So we all know that friendship matters. We’ve all experienced moments where we felt lonely and just wanted a friend, whether it was that first day of school after moving to a new town as a kid or starting college or a new job. Friendship has been proven over and over again to be a defining factor in our overall health and happiness. So if it is so important, why do we all seem to be so terrible at making and maintaining friendships? Whenever I talk to anyone who is willing to open up about things, they mention a desire to have more time for friendships, or more fulfilling friendships. Some people express the negative version saying that they feel lonely, or disconnected. How often do we happen to run into someone we genuinely like and express remorse about not connecting with them more?
Thoughts like this keep me up at night…literally. Pretty consistently I wake up at 3 am and want to know the answers to these things. So I read books, I read studies, I listen to TED Talks.
This would be a very long list if I included everything I’ve read or listened to, so I decided to just share the top talks that have had an impact on me.
A New Definition of Frienship by Sean Lukasik
This talk points out why we can have friends yet still feel lonely and disconnected. I love that he starts with a great example and defines the kinds of friendships we are all wanting. His point is to be present and actively participating in friendships. This talk is one that I have listened to a few times and each time it reminds me to keep trying. We all have busy lives, it’s hard sometimes to connect with people, but it is totally worth the time to make it happen.
The Simple Cure For Loneliness by Baya Voce
Baya Voce talks about rituals and traditions as “anchors of connection”. This idea applies to more areas than just friendships. It’s what we base communities, schools, families and countries on. I have found that acknowledging that traditions and rituals help us make connections (i.e. friendships) is vital to feeling fulfilled. I bet everyone has had a good friend move away or lost a friendship in some other way. Don’t you feel totally off balance? I always attributed this to just not seeing them regularly, but it is also because the things you did together are no longer happening. Until you find someone to start that tradition with again you feel disconnected (for me that means tired and grumpy). Knowing that we need these traditions and connections is a step in the right direction for feeling happy.
Lessons Learned from Making A New Friend Every Day of the Year by Maria Scileppi
This is one lady’s experience, but the things she learns are great lessons for everyone. She discusses, connection, being open, listening and compassion.

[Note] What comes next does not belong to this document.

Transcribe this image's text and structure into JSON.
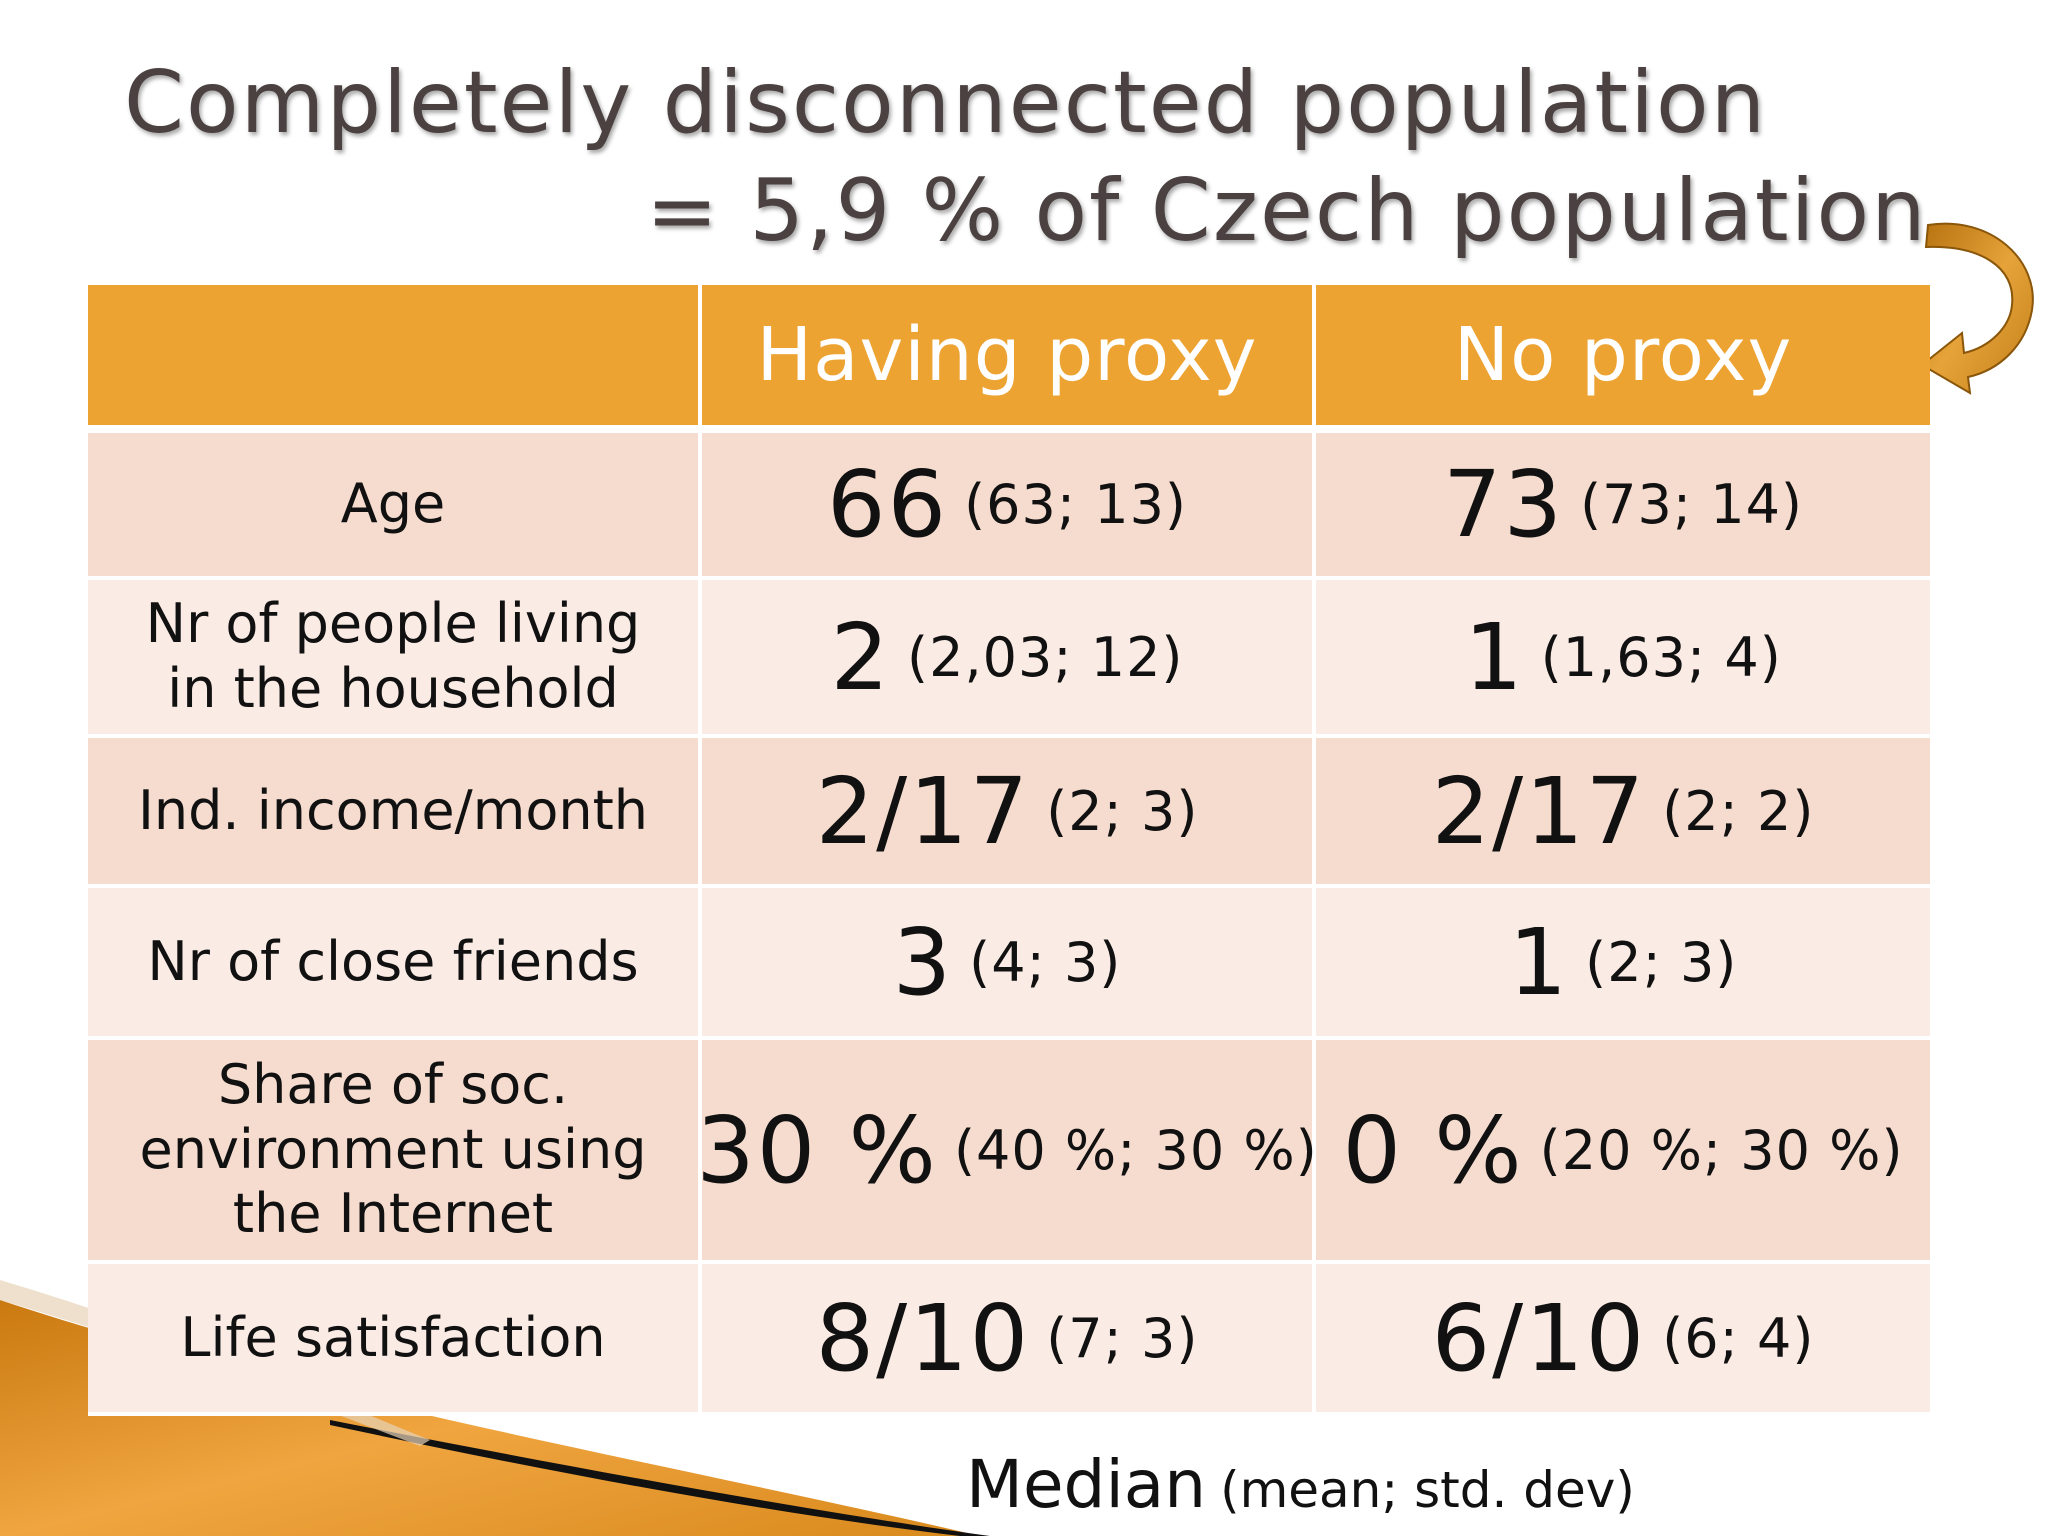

Frientimacy: The 3 Requirements of All Healthy Friendships by Shasta Nelson
I love this one, I saved the best for last. It hits on so many things that make good fulfilling friendships. She points out stuff that we all know, but maybe don’t acknowledge. Which is a big deal, often we know something is off or wrong but don’t know what it is or why. I’ve taught these things to my kids, and it has really made a big difference for them.